It is no secret that there is a gender imbalance within the technology sector. From getting children involved in STEM subjects to celebrating the successful women within the industry, there has been a big push within the UK to encourage more women to get involved within the industry. But how do tech firms stack up when it comes to pay?
The difference in pay has been highlighted time and again, with the recent gender pay gap reports bringing it into the public consciousness. A survey earlier this year revealed that women earn up to 28 per cent less than their male counterparts in the UK for tech-related occupations.
The survey by Emolument.com found that the biggest pay gap is within small companies (fewer than 10 employees) with women paid 28 per cent less than men in the same roles. In SMEs, the pay gap was between 19-20 per cent, highlighting the fact that this is an issue which runs throughout the entirety of the technology sector.
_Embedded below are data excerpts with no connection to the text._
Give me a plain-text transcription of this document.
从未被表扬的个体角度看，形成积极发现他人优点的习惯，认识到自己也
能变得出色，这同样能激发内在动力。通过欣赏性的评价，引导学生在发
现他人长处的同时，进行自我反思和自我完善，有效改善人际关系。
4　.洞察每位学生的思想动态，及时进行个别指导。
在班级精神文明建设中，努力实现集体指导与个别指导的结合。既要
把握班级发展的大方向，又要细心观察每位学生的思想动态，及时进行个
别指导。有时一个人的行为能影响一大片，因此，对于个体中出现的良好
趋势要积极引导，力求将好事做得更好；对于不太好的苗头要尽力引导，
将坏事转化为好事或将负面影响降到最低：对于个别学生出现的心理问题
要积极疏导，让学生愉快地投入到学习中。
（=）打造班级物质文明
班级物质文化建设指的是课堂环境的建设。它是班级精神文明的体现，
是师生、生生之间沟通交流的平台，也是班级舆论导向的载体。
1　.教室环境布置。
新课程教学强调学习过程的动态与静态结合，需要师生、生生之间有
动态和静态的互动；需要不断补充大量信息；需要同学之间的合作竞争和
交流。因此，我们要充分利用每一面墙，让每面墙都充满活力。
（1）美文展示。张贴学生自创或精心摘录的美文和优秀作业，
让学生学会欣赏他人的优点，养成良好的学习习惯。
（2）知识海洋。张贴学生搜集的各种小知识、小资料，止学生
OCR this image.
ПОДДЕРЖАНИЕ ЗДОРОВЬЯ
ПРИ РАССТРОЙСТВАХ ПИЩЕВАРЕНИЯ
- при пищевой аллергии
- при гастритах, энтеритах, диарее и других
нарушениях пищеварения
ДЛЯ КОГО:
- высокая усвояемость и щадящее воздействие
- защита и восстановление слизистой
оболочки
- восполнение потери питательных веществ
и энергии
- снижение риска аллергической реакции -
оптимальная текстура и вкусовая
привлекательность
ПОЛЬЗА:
Alice Leguay, co-founder and CMO at Emolument, believes that the gender pay gap goes against its innovative principals: “It is not intuitive that the technology sector, a trailblazing, forward-thinking industry, should be lagging in terms of gender pay gap. The financial sector has shown that regulation and co-ordinated action can make a systemic difference from graduate applications to board of directors ratios.”
She adds: “Media pressure may well encourage the sector to mind its current discriminatory practices, though there may be blood on the walls as it happens, as with Uber. More transparency is needed when it comes to pay, and not only for companies with more than 250 employees, as currently required; not only either for the Financial sector, which is facing up to its failings.”
And while the survey found big discrepancies at smaller firms, things don’t get much better when looking at by the bigger players within tech.
Facebook, for starters, is among the better companies with women paid just 0.8 per cent less than their male counterparts in the UK based on mean hourly rates. Women make up 39.2 per cent of Facebook’s lowest-paid quartile, and 29.5 per cent of the top quartile. However, when it comes to bonuses, women only get around 40 per cent less than the social media giant’s male colleagues.
Microsoft is a little behind Facebook, with women earning an average of 93p for every £1 that men earn when hourly rates are compared.
Google is further behind again with women earning just 83p to their male colleagues’ pound. Meanwhile, Amazon’s UK Services has recorded parity, however within its Video department women are paid just 60p for every £1 that men earn. And Amazon Web Services pays women a median 82p to every £1 an hour earned by men, while their median bonus is 47 per cent lower.
Likewise, chip designer ARM pays women 84p for every £1 that men earn and credits women with bonuses that are around 30 per cent smaller.
However, there are a few companies bucking the trend with the UK technology sphere. Bristol-based cloud distributor intY’s gender pay gap report shows that female staff are paid 3 per cent more than their male counterparts. In addition, 40 per cent of Board members at the cloud distributor are women, 57 per cent of the management team are female and 31 per cent of women at intY hold senior positions. When comparing like-for-like jobs, women and men at intY are found to be paid exactly the same. However, the government standard for gender pay gap reports was to take the median wage of all jobs.
CPO of intY, Becky Hunt said that the salaries reflect the role, not gender. “At intY we remunerate people for the skills, knowledge and experience required for the role and gender bears no relevance.
“We also provide a very generous package including enhanced maternity, paternity and shared parental leave. We do this because we understand and believe that equal pay and childcare flexibility is important for families to be empowered to decide what works best for them, and does not rely on a stereotypical breadwinner or primary caregiver role.”
And intY is not alone in trying to level the playing field. Companies both within the Channel have been throwing their weight behind the Tech She Can Charter. Designed to boost the number of women pursuing tech careers, the charter has been backed by leading industry figures. The original signatories consisted of PwC, British Science Association, Business 3.0, Digital Jam, everywoman, FDisruptors, Girlguiding, InnovateHer, JP Morgan, Modern Muse, money.co.uk, NatWest Markets, Sophos, Smoothwall, TechGirls, Tech Talent Charter, Tesco, T Systems, and Zoopla Property Group.
Onecom is among the latest Channel partners to join the charter, with head of Human Resources Parysa Hosseini-Sech highlighting the need for greater initiatives to encourage women into the industry. “Onecom is committed to ensuring that all young people, regardless of gender, have the opportunity to pursue and progress in a rewarding career in communications technology,” she said. “We are delighted to be actively supporting the Tech She Can programme. The gender imbalance in technology roles is a key issue of our time that we need to work together to address head on.”
Technology is disruptive, forward-thinking and before the curve. For there to be such a disparity in terms of pay and workforce makeup is not good enough. If the sector fails to reflect society then it runs the risk of missing out.